Le totem Freud

Un livre fluide et pédagogique sur la naissance de la psychanalyse. Doublé de notes vachardes destinées aux initiés. Le tout signé Roudinesco.

Si l’on voulait paraphraser un (autre) grand maître du rêve, on pourrait écrire : ceci n’est pas une biographie de Freud. Il convient de le préciser d’emblée, car la quatrième de couverture de l’ouvrage d’Elisabeth Roudinesco prête un peu à confusion. Or, plus que de nous raconter une nouvelle fois la vie du grand Sigmund (1856-1939), ce qui intéresse l’historienne de la psychanalyse, c’est de dresser la cartographie des précurseurs directs, collègues et disciples gravitant autour du génie viennois.

Et ce portrait kaléidoscopique ne manque pas de saveur. Elisabeth Roudinesco montre très bien, par exemple, comment la structure familiale endogamique de la société juive de Galicie, dans laquelle le jeune Sigmund a grandi, a pu constituer pour lui un véritable laboratoire de ses théories à venir. On sourira aussi en apprenant que  » la vie charnelle du plus grand théoricien moderne de la sexualité n’aura duré que neuf ans « …

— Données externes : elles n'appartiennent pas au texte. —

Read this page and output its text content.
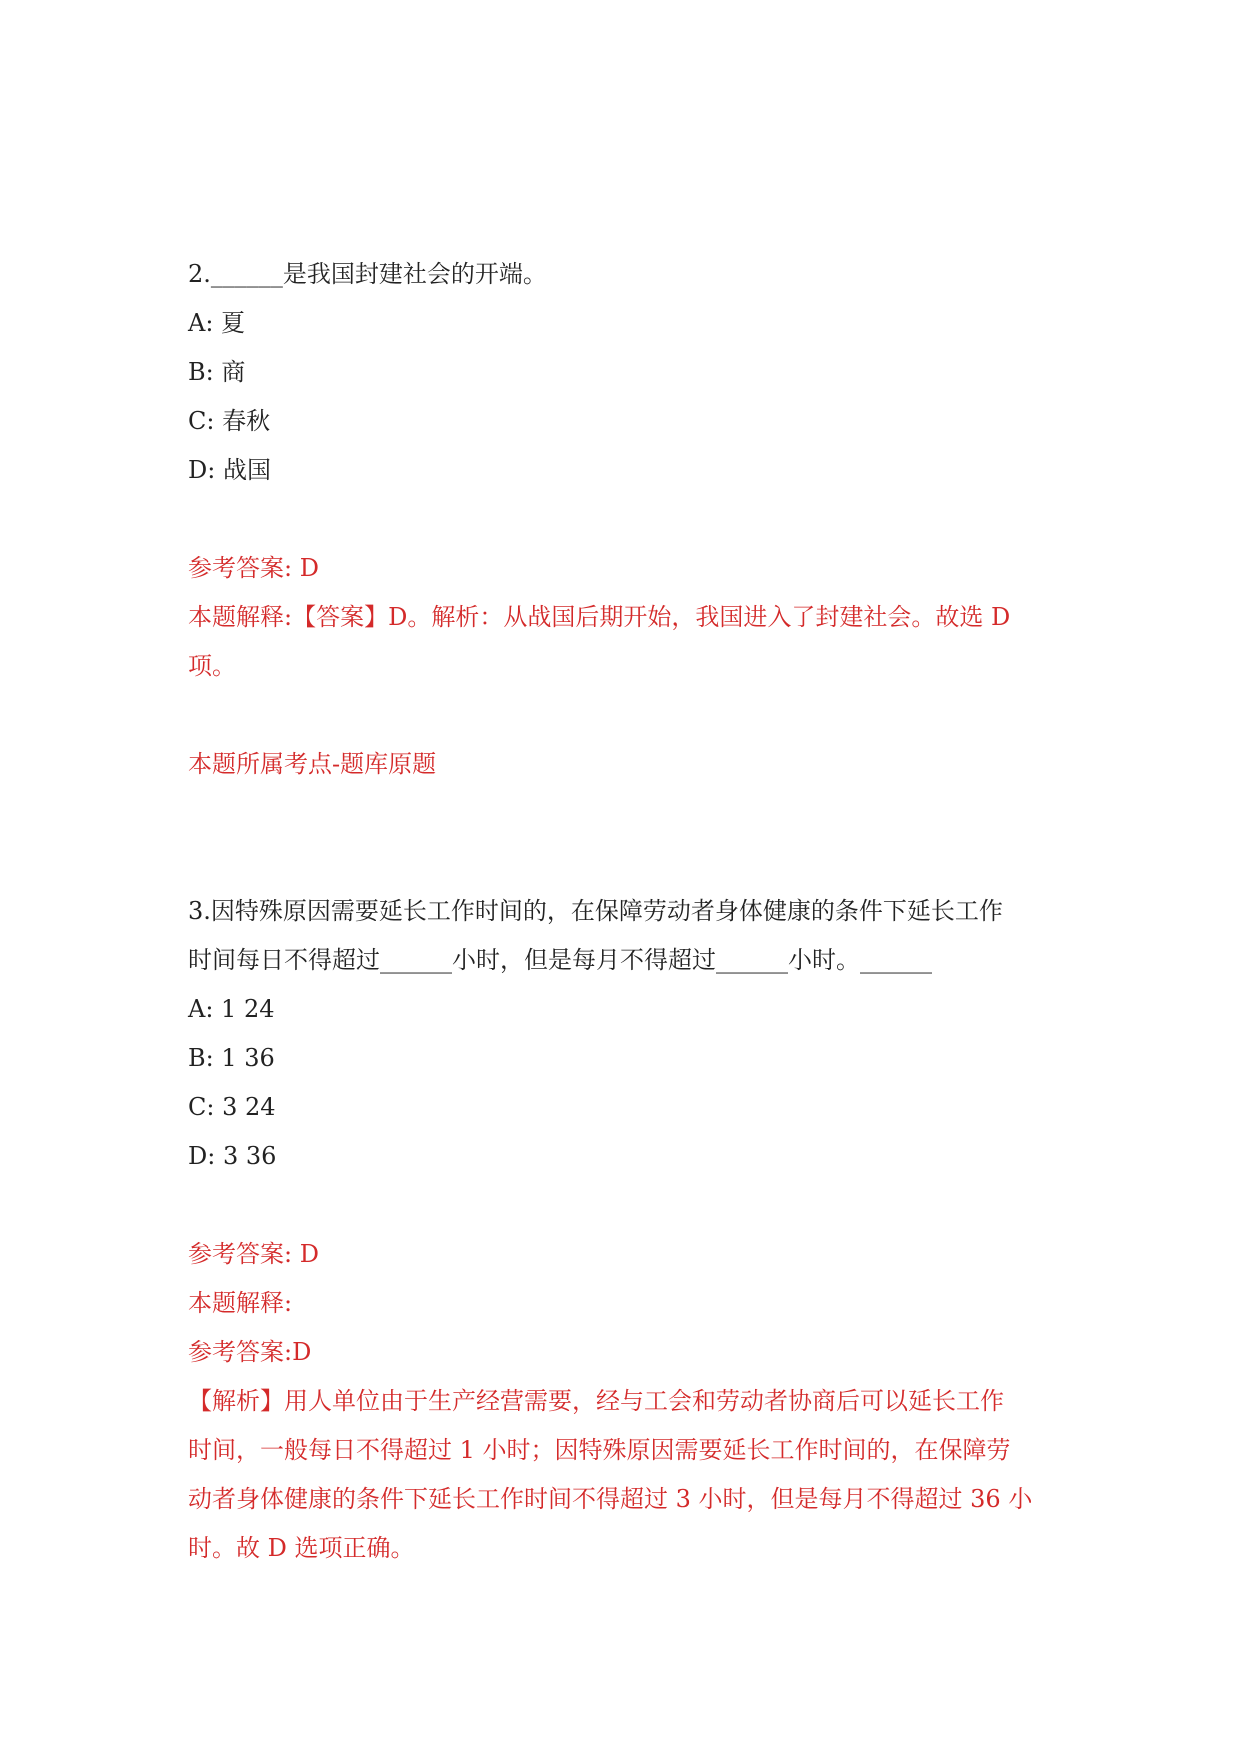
2.______是我国封建社会的开端。
A: 夏
B: 商
C: 春秋
D: 战国
参考答案: D
本题解释:【答案】D。解析：从战国后期开始，我国进入了封建社会。故选 D
项。
本题所属考点-题库原题
3.因特殊原因需要延长工作时间的，在保障劳动者身体健康的条件下延长工作
时间每日不得超过______小时，但是每月不得超过______小时。______
A: 1 24
B: 1 36
C: 3 24
D: 3 36
参考答案: D
本题解释:
参考答案:D
【解析】用人单位由于生产经营需要，经与工会和劳动者协商后可以延长工作
时间，一般每日不得超过 1 小时；因特殊原因需要延长工作时间的，在保障劳
动者身体健康的条件下延长工作时间不得超过 3 小时，但是每月不得超过 36 小
时。故 D 选项正确。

On mesure surtout combien la psychanalyse fut le produit de balbutiements désordonnés. On découvre ainsi – non sans frémir un peu… – que le jeune Freud s’était entiché des théories délirantes d’un certain Wilhelm Fliess, médecin berlinois qui prétendait guérir tous les désordres sexuels de ses patients via des opérations du nez. Freud lui-même se laissa imprudemment opérer par son ami. L’une de leurs patientes, Emma Eckstein, eut moins de chance et garda à vie des séquelles de son intervention ratée. Laquelle, faut-il le préciser, n’atténua en rien sa névrose…

Le temps des grands essais – L’Interprétation des rêves (1900), Psychopathologie de la vie quotidienne (1901) – posera bientôt les bases d’une discipline plus fiable. Avouons-le pourtant, on sursaute en observant les pratiques analytiques du petit groupe de thérapeutes constitué autour de Freud vers 1905 et qui vaudraient aujourd’hui de sévères remontrances déontologiques au premier débutant venu. Dans cette haute société de la Vienne de François-Joseph, ces messieurs passent leur temps à analyser les épouses, maîtresses et filles de collègues, commentant entre eux les  » cas  » les plus intéressants. Freud, qui ira jusqu’à prendre en analyse sa propre fille Anna (il découvrira à cette occasion qu’elle préfère les femmes), se présentait d’ailleurs parfois malicieusement comme  » marieur juif « .

Des légendes mises à mal

Autant d’épisodes qui sont l’occasion pour Elisabeth Roudinesco de mettre à mal un certain nombre de légendes entourant le docteur du 19, Berggasse : oui, Freud consomma de la cocaïne, mais ce fut surtout un péché de jeunesse ; non, il n’a pas eu de relations sexuelles avec sa belle-soeur Minna ; et non, au moment de quitter Vienne en 1938, il n’a pas écrit qu’il  » recommandait la Gestapo à tous « … L’auteur ne nie pas pour autant  » l’aveuglement  » de Freud face à la montée du nazisme.

Elisabeth Roudinesco a eu l’intelligence d’écrire un ouvrage à double niveau de lecture : sous le texte principal, fluide et pédagogue, les notes sont l’occasion d’apporter des précisions et, bien souvent, in nota venenum, de tancer d’autres exégètes (on s’en doute, Michel Onfray, antifreudien déclaré, en prend pour son grade…). Petit bémol, néanmoins : la profusion de disciples, parfois peu connus du grand public, qui se croisent dans la seconde partie du livre, peut finir par lasser.

Dernière qualité de l’ouvrage : il ne présente pas le freudisme comme l’horizon indépassable de notre temps et se paie même le luxe de citer la géniale définition de Karl Kraus :  » La psychanalyse, cette maladie qui se prend pour son remède.  » On y ajoutera, pour le plaisir, celle de Vladimir Nabokov :  » Psychanalyse : application de mythes grecs sur les parties génitales.  »

Sigmund Freud, en son temps et dans le nôtre, par Elisabeth Roudinesco. Seuil, 584 p.